The State Board of Education will consult with the Department of Education to promulgate rules for the application and approval process for non-public school and providers to participate in the program.  The bill requires participating student to partake in annual testing with results to be reported.  The legislation now goes to Governor Bill Haslam for his signature.

House Majority Leader Gerald McCormick, Speaker of the House Beth Harwell, Governor Bill Haslam, Lt. Governor Ron Ramsey and Senate Majority Leader Mark Norris at the annual end of session press conference.

House Majority Leader Gerald McCormick, Speaker of the House Beth Harwell, Governor Bill Haslam, Lt. Governor Ron Ramsey and Senate Majority Leader Mark Norris at the annual end of session press conference.

In Brief…

STEM Hubs — Legislation designed to amplify and accelerate regional STEM (Science, Technology, Engineering and Mathematics) education in Tennessee was approved by lawmakers during the closing week of the legislative session.  Senate Bill 453, sponsored by Senator Todd Gardenhire (R-Chattanooga) and Senate Majority Leader Mark Norris (R-Collierville), requires the Tennessee STEM Innovation Network to establish a STEM innovation hub that is dedicated to serving rural areas of Tennessee, including the northwest portion of the state. It also calls for making a curriculum available to all middle schools that educate students on the variety and benefits of STEM careers.  “These programs prime the pump with the talent we need in Tennessee’s 21st Century workforce,” said Norris.

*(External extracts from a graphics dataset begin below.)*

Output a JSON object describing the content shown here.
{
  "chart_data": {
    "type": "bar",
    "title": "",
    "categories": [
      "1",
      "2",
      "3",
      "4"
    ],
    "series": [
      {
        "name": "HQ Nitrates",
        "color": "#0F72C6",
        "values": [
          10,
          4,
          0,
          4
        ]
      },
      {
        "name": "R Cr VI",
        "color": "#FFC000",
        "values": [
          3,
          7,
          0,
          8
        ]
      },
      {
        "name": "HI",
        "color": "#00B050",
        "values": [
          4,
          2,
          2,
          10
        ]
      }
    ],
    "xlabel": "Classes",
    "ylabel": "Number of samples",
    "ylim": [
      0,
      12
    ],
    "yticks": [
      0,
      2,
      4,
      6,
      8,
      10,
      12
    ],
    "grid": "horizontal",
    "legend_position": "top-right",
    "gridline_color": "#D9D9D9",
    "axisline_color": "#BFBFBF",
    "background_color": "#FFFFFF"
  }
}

Electronic Driver’s Licenses — The full Senate approved and sent to the governor legislation which allows the Department of Safety and Homeland Security to develop an electronic driver’s license system.  The system would allow citizens to use a mobile application, instead of a physical driver’s license, to present evidence of a valid Tennessee driver’s license. Under Senate Bill 651, sponsored by Senator Ed Jackson (R-Jackson), citizens would not be required to use the electronic driver’s license; rather, they would have to have the choice of an electronic, physical or both forms. The states of Iowa, Delaware and Arizona are also moving forward with similar legislation.

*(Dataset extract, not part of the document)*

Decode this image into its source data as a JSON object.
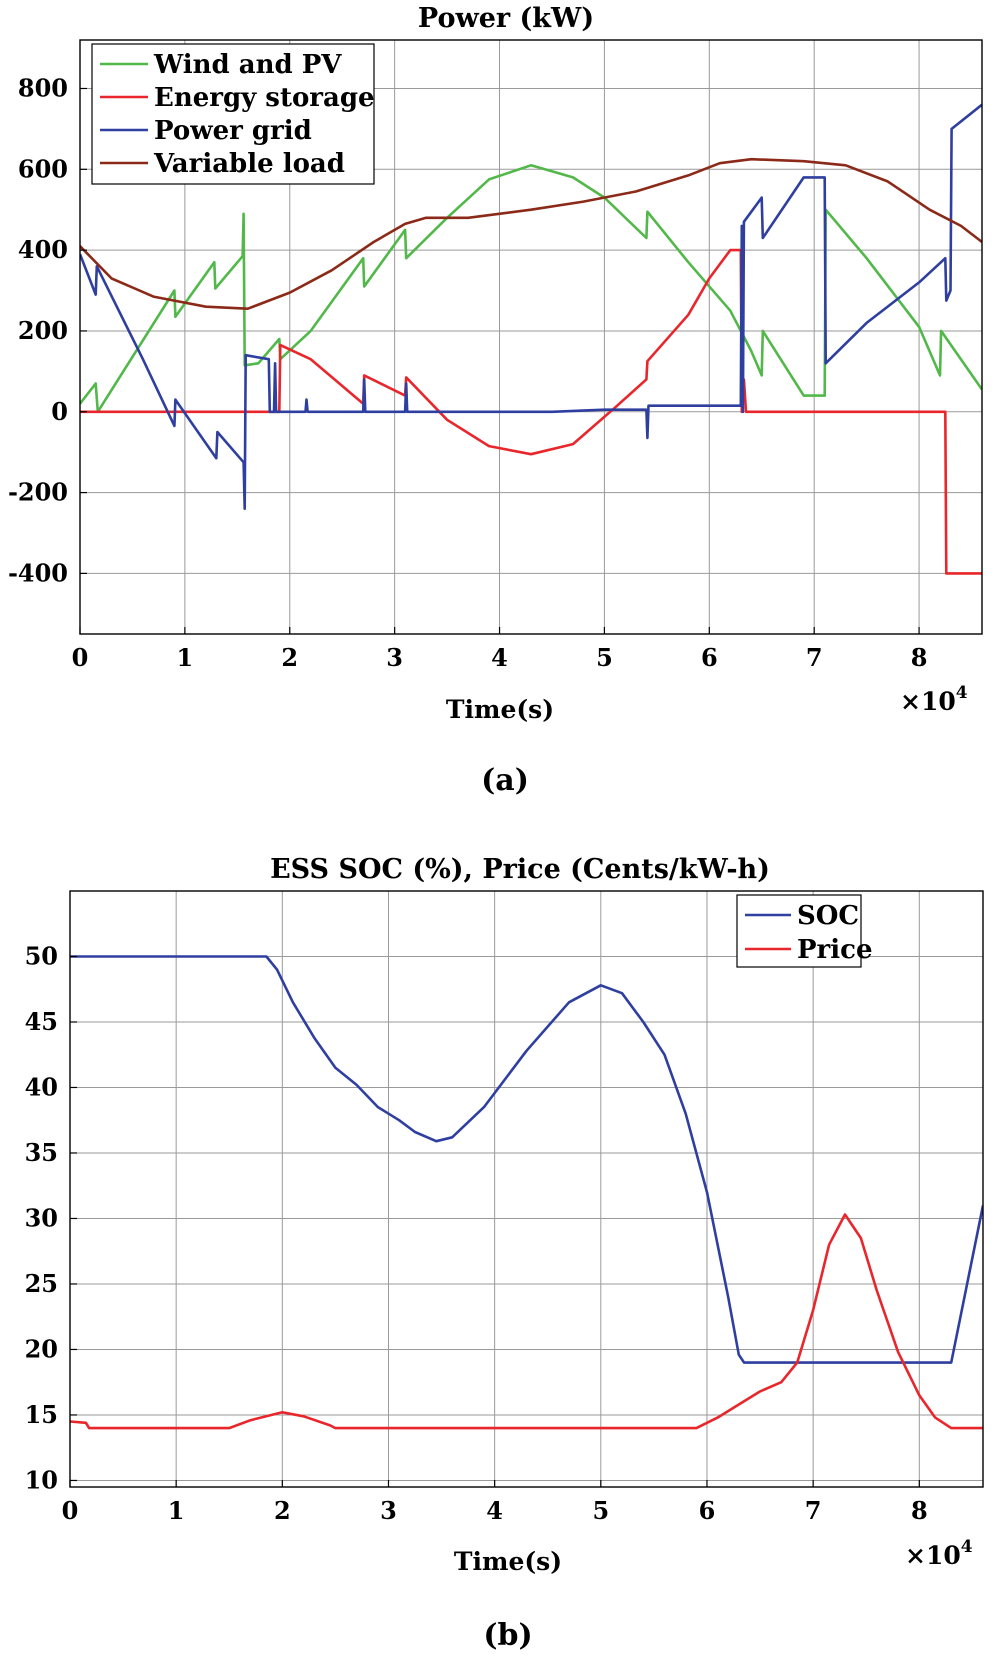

HOPE Scholarships / Military Children – Legislation was approved this week that specifies that dependent children of members of the Armed Forces and the Tennessee National Guard whose home of record is Tennessee must qualify as in-state students for purposes of the HOPE Scholarship.  Senate Bill 461 closes a loophole so that children who move due to their parent’s deployment or reassignment would not be penalized and charged out-of-state tuition in Tennessee’s colleges and universities.  The bill is sponsored by Senator Mike Bell (R-Riceville).

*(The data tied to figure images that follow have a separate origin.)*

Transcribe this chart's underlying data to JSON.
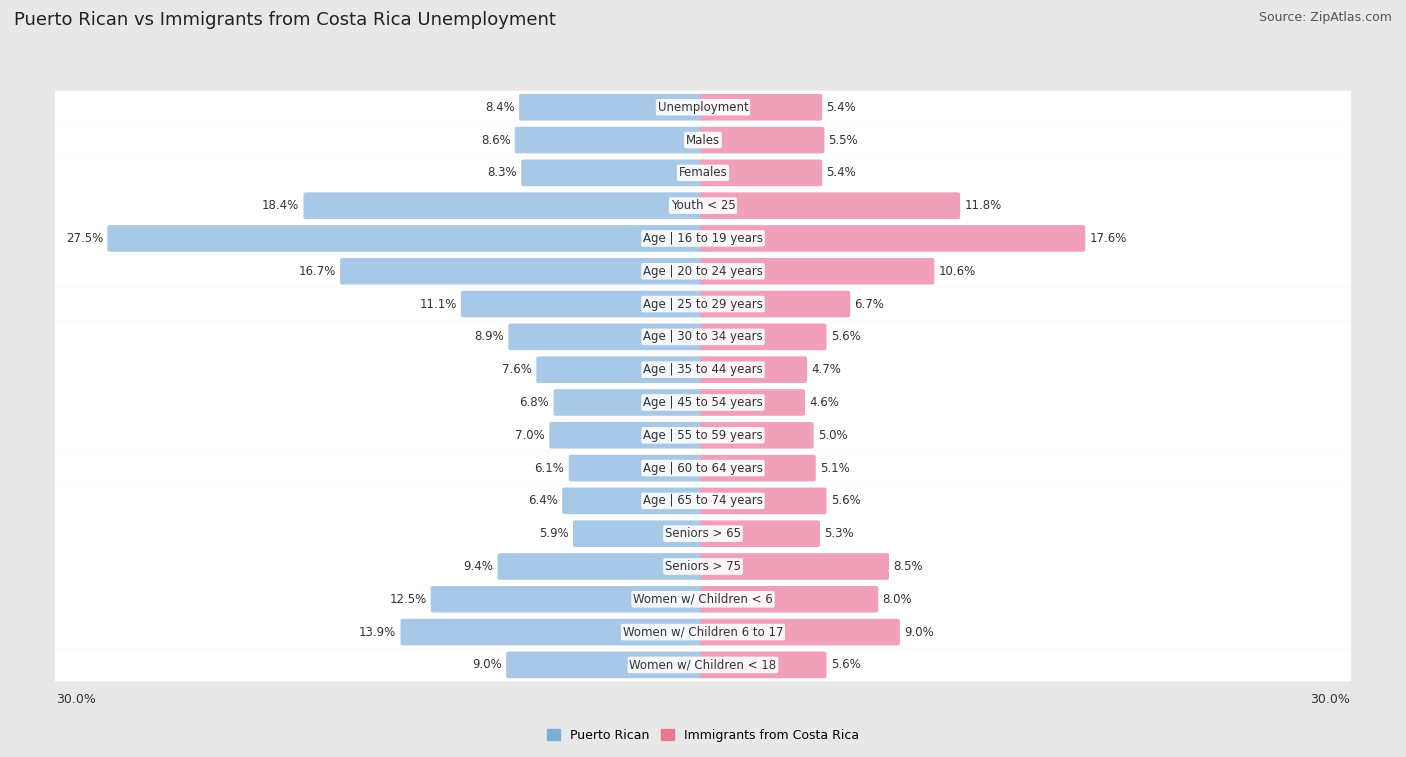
{
  "title": "Puerto Rican vs Immigrants from Costa Rica Unemployment",
  "source": "Source: ZipAtlas.com",
  "categories": [
    "Unemployment",
    "Males",
    "Females",
    "Youth < 25",
    "Age | 16 to 19 years",
    "Age | 20 to 24 years",
    "Age | 25 to 29 years",
    "Age | 30 to 34 years",
    "Age | 35 to 44 years",
    "Age | 45 to 54 years",
    "Age | 55 to 59 years",
    "Age | 60 to 64 years",
    "Age | 65 to 74 years",
    "Seniors > 65",
    "Seniors > 75",
    "Women w/ Children < 6",
    "Women w/ Children 6 to 17",
    "Women w/ Children < 18"
  ],
  "left_values": [
    8.4,
    8.6,
    8.3,
    18.4,
    27.5,
    16.7,
    11.1,
    8.9,
    7.6,
    6.8,
    7.0,
    6.1,
    6.4,
    5.9,
    9.4,
    12.5,
    13.9,
    9.0
  ],
  "right_values": [
    5.4,
    5.5,
    5.4,
    11.8,
    17.6,
    10.6,
    6.7,
    5.6,
    4.7,
    4.6,
    5.0,
    5.1,
    5.6,
    5.3,
    8.5,
    8.0,
    9.0,
    5.6
  ],
  "left_color": "#a8c8e8",
  "right_color": "#f0a0b8",
  "left_label": "Puerto Rican",
  "right_label": "Immigrants from Costa Rica",
  "bg_color": "#e8e8e8",
  "bar_bg_color": "#ffffff",
  "axis_max": 30.0,
  "legend_left_color": "#7bafd4",
  "legend_right_color": "#e8788e",
  "title_fontsize": 13,
  "source_fontsize": 9,
  "label_fontsize": 8.5,
  "value_fontsize": 8.5
}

Civics Education — Legislation which would promote civics education in Tennessee has passed the General Assembly.  Senate Bill 10 would make components of the test administered by the United State Citizenship and Immigration Services to those seeking citizenship one of the tools used in assessing student progress under Tennessee’s civics education program. The legislation calls on local education agencies to utilize 25 to 50 of the 100 questions posed by the U.S. Citizenship and Immigration Services in the citizenship test. The test, which would be administered during high school, may be taken by the student multiple times until he or she scores the 70 percent minimum required for graduation.  Students with an Individualized Education Program (IEP) would be exempt from the requirement under certain circumstances as provided by the bill.  Students will continue to receive the project-based civics assessments provided under a 2012 law.  The bill is sponsored by Senate Majority Leader Mark Norris (R-Collierville).